Был у него такой бзик — вечером, как вернется из бара, принимался чистить ружье. В бар он в последнее время ходил часто, говорил, это у него траур. Вранье. Я после уроков посмотрел в толковом словаре: траур — скорбь, глубокое горе, вызванное утратой близкого человека; потом нашел скорбь — печаль, душевная боль, но там ни слова не говорилось про громкий хохот у стойки бара вместе с приятелями по охоте.
Я осторожно взял оружие. Командор засопел, пошевелился на стуле и опять стал храпеть. Хорошее ружье «дарн», модель 1906 года, он берег его как зеницу ока.
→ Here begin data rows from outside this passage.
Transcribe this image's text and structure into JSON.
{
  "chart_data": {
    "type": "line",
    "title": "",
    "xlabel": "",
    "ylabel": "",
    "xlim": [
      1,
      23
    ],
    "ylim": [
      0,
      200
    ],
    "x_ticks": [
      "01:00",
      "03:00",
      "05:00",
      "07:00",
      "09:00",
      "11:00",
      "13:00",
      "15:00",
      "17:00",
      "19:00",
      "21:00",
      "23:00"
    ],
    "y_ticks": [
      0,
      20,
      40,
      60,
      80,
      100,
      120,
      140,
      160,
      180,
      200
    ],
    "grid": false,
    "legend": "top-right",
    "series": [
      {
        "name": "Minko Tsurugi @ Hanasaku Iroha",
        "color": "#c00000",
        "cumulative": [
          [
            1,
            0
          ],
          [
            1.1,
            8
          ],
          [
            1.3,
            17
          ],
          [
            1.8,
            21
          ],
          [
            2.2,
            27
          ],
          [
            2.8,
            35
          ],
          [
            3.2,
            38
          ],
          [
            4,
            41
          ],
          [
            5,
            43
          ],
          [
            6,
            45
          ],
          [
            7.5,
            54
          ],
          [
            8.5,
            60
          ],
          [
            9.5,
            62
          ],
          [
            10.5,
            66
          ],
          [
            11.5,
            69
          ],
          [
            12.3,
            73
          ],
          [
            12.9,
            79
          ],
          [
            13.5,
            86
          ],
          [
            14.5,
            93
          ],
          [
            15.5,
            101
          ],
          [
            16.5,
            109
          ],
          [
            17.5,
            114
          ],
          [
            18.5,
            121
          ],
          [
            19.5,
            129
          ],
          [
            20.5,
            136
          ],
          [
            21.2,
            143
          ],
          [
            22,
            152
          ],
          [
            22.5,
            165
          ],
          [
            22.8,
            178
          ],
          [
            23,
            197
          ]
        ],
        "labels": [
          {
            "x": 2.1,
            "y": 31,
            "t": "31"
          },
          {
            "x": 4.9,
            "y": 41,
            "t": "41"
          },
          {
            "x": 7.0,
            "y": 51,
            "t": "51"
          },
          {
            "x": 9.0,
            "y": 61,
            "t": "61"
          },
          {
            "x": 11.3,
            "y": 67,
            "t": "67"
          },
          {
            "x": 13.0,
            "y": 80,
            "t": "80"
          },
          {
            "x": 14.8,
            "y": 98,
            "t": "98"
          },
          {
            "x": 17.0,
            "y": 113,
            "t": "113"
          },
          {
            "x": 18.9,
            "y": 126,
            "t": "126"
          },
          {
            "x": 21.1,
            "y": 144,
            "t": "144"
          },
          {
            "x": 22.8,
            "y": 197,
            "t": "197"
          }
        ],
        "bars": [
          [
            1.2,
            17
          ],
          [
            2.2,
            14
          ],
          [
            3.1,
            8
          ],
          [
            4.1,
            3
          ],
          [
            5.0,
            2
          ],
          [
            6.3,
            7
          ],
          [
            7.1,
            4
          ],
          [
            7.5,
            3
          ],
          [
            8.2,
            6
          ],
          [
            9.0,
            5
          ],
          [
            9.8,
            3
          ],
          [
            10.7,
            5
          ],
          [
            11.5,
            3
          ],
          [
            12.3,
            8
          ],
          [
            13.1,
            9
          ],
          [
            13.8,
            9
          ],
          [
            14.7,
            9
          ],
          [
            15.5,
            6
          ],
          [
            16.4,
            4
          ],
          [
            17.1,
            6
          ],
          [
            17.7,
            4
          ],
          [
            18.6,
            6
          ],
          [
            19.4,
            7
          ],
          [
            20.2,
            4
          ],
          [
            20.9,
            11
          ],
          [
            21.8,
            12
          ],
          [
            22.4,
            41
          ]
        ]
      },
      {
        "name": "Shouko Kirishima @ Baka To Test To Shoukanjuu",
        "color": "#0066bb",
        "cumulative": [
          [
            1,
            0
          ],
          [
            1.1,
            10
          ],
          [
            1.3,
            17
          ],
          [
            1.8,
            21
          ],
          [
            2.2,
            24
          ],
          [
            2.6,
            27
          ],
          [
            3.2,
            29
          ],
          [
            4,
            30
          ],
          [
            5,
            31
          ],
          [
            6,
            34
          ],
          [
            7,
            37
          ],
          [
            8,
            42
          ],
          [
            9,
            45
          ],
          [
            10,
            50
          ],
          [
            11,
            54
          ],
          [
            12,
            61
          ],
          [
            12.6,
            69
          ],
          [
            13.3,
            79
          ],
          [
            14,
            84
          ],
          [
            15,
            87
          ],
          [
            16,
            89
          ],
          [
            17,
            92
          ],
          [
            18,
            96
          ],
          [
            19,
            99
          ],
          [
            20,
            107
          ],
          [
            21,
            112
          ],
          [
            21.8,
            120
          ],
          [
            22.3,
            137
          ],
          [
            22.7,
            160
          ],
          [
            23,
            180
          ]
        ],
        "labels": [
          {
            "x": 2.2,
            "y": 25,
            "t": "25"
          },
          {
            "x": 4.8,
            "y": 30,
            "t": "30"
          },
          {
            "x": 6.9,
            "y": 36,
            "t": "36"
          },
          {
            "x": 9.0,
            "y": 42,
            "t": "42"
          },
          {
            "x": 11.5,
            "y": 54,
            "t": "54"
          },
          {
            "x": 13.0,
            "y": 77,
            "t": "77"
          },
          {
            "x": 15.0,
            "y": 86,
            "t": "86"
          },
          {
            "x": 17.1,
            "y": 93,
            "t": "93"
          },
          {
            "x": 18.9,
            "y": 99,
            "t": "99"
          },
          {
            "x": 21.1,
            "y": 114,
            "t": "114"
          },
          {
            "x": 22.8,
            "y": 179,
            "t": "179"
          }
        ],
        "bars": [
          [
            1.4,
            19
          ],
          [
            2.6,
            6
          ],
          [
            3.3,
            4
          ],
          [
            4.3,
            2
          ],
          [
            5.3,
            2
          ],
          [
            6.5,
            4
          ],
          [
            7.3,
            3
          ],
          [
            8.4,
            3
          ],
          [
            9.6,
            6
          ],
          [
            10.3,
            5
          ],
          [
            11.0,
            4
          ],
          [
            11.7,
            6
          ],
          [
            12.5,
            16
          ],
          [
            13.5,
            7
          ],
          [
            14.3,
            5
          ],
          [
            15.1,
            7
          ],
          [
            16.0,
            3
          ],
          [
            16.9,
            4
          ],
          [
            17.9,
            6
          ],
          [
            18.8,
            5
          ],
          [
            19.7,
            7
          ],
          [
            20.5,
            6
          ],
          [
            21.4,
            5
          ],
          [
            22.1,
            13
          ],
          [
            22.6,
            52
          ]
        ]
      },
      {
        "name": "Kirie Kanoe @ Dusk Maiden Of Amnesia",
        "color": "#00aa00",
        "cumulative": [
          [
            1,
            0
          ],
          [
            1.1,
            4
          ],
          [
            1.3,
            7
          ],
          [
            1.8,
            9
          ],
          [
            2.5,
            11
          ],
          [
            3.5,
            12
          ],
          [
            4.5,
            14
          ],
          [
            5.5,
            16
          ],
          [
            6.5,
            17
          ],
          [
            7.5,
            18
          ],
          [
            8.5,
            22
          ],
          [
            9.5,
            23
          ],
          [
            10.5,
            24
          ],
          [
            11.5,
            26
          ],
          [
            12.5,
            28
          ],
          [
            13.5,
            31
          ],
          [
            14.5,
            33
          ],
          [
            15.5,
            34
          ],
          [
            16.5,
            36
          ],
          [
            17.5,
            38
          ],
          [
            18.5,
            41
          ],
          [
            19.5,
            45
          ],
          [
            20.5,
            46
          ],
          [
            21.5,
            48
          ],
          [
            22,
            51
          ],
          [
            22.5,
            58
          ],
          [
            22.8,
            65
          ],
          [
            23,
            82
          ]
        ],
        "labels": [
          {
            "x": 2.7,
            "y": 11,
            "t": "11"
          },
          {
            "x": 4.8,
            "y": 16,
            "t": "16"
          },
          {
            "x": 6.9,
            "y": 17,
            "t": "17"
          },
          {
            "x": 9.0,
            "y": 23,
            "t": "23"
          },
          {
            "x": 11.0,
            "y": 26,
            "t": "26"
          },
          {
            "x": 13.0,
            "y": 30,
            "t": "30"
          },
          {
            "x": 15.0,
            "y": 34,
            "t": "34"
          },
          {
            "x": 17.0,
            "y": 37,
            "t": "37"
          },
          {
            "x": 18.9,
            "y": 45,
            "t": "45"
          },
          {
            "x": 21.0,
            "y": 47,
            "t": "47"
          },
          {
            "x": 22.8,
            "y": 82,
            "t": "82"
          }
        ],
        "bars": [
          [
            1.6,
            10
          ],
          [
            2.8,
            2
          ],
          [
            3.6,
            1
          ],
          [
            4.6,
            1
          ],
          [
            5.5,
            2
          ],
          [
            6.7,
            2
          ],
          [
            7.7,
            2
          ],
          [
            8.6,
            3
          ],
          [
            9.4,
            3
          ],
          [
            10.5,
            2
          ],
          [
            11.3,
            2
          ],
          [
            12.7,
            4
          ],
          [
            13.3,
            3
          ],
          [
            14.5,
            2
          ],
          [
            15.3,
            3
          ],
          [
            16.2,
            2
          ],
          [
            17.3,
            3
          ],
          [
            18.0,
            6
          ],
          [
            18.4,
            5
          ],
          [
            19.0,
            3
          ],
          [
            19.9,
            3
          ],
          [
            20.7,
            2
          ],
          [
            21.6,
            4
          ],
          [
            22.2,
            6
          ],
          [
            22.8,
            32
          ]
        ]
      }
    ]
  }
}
Открыть затвор, взять рядом с глубокими тарелками пару двенадцатикалиберных патронов, зарядить, закрыть затвор. Я знал все действия наизусть, он сам меня натаскивал. Погладить арабскую вязь металла, шоколад дерева, гладкую синь ствола, такого же синего, как мой Корка; столько красоты — и на службе у зла. Поднять ружье. Навести целик и мушку на низкий лоб, меж выступающих надбровий и жестких, как ежовые иголки, волос. Не дрожать или хотя бы дрожать не так сильно. Командор на том конце ствола что-то сонно пробормотал, он ни о чем не догадывался.
Я мог бы сказать, что положил ружье и пошел наверх спать. Вранье. Я нажал на курок. Раздался выстрел, окно за спиной у Командора разлетелось вдребезги, сам он вскочил и вырвал у меня винтовку, — ты что, блин, творишь??? — красно-черно моргая глазами, налитыми злобой и вином. Прости, папа, я только думал поставить ружье на место; увидел, что ты спишь, не хотел тебя будить, оно само выстрелило.
Командор недоверчиво смотрел на меня. Он медленно сел, пожал плечами и снова заснул.
Убить человека трудно. Я знаю, я пробовал. В следующий раз буду следить за отдачей.
Говорил же я Умберто: Петер очень, очень странный. Хоть и не совсем в том смысле, как я думал. При нашей лагерной скученности случившееся было неизбежно, рано или поздно я все равно бы увидел.
Я возвращался со склада, а он стоял за своей палаткой и обтирался снегом. Он был без рубашки. Его руки и тощая грудь пестрели старыми шрамами, розовыми и белыми разводами — картография давних кошмаров. «Членовредительство, самоистязание, — сказал бы наш семейный врач, поглаживая бороду, — все ясно, у Петера в организме недостаток магния». Но не бывает самоистязания в чистом виде. Истязание всегда идет издалека, из внешнего мира, чья бы рука ни вела лезвие на последних сантиметрах, возле самой кожи. Я не знал, что именно пытался исторгнуть из себя Петер. Но я мог сказать ему, что ничего не выйдет, кто-кто, а я это знал. Мать часто повторяла, что у нас в роду тоска у всех в крови, а потом взяла и вскрыла себе вены, чтобы эту тоску выпустить. Не помогло, тоска никуда не делась.